Hereklia Antk Kenti, geçmiş zamanlarda Ege denizinde bir körfez olan Latmos Körfezinde bulunmaktadır. Zaman içerisinde Menderes Nehri’nin taşıdığı alüvyonlar körfezi doldurmuş ve günümüzdeki Bafa Gölü’ nü oluşturmuştur. Kent Bafa Gölü üzerinde yer almaktadır.
Efsaneye göre, günlerden bir gün Tanrı Apollon Ege’de gezmeye çıkar. Yolda çoban Brankhos’a rastlar. Tanrı Apollon bu çobandan hoşlanır ve ona kahinliği öğretir. Çoban Brankhos bugün ki tapınağın bulunduğu yere ilk tapınağı inşa eder ve soyundan gelenlerde bu tapınağın idaresini sürdürür.

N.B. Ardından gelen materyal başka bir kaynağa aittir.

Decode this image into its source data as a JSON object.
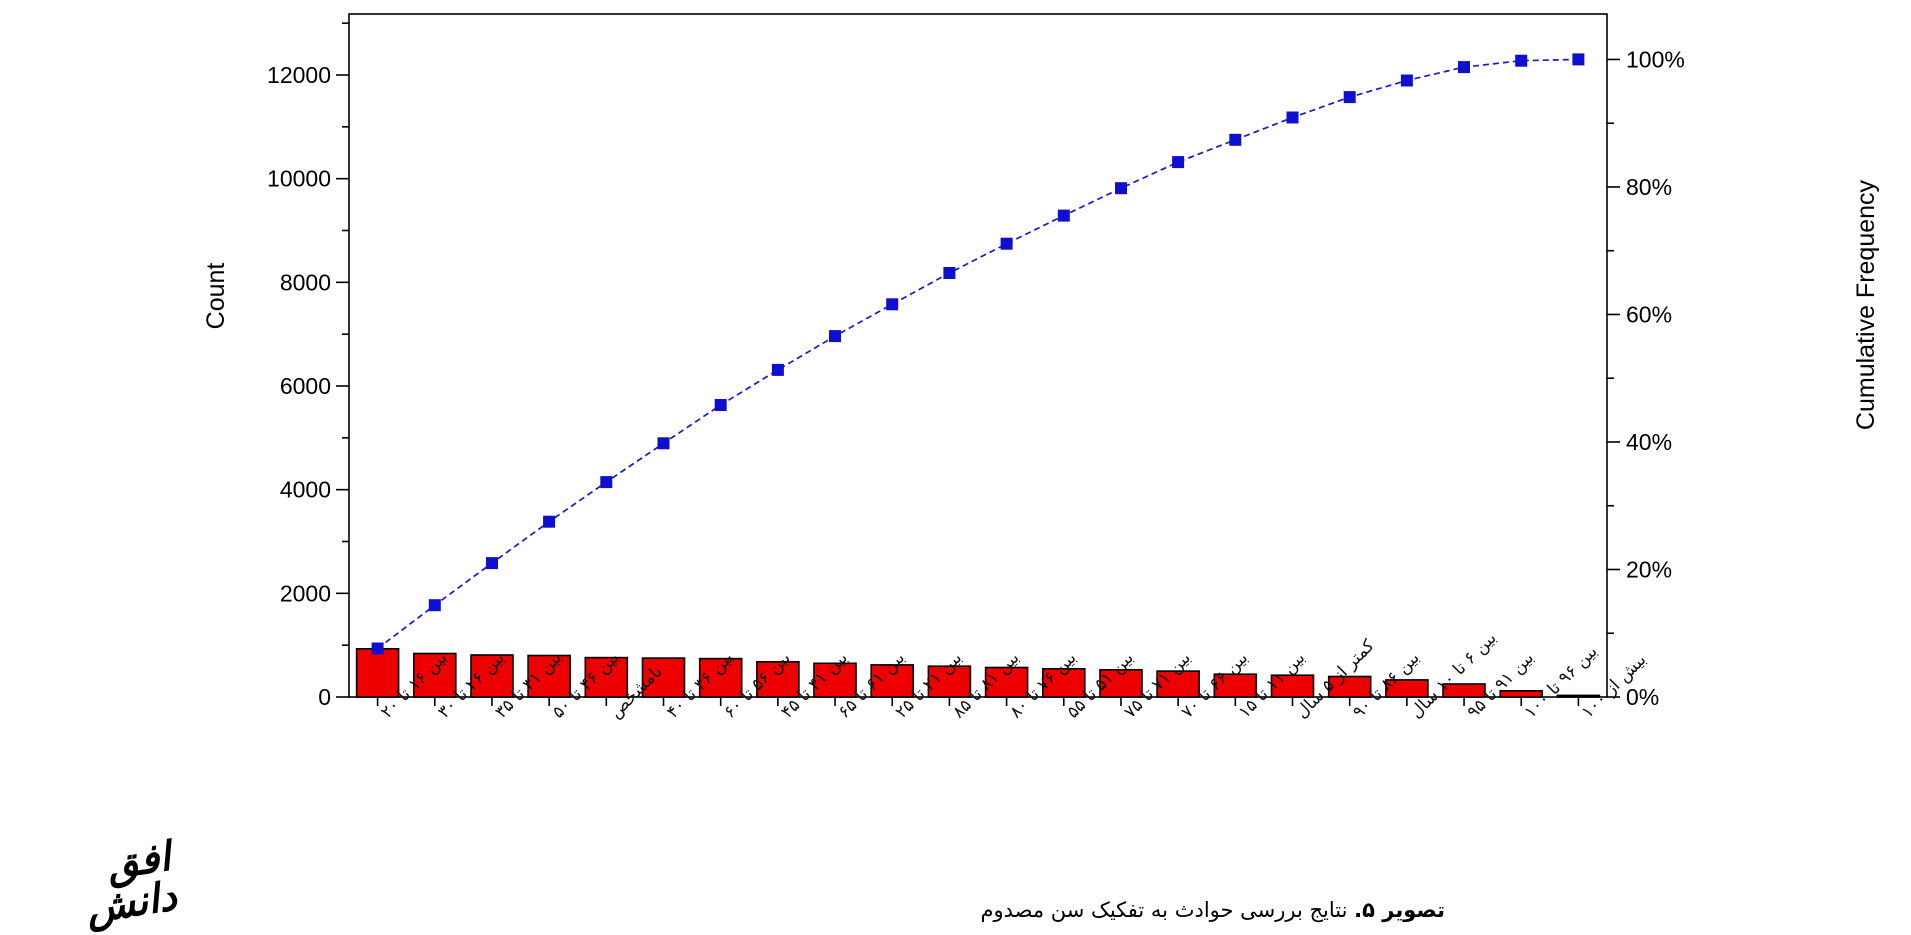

Tapınakta bulunan kabartmalar arasında Didim’in simgesi haline gelen Medusa başı bulunmaktadır. Milattan önce 5.yy’ da inşaatına başlanmıştır. Tarih boyunca Perslerin saldırılarına uğrayarak tahrip olmuştur. Tahrip olan tapınak Helenistik dönemde Büyük İskender’in katkılarıyla yeniden yapılmaya başlanmıştır. Savaşların ve tahriplerin bitmediği dönemde tapınağın da yapımı çok uzun sürmüş ve tamamlanamamıştır. Milattan sonra Hristiyanlığın yayılması ile önemini kaybetmiştir.
Ege tablolarında da yer etmiş Apollon Tapınağı Didmya Antik Kenti’nde bulunmaktadır.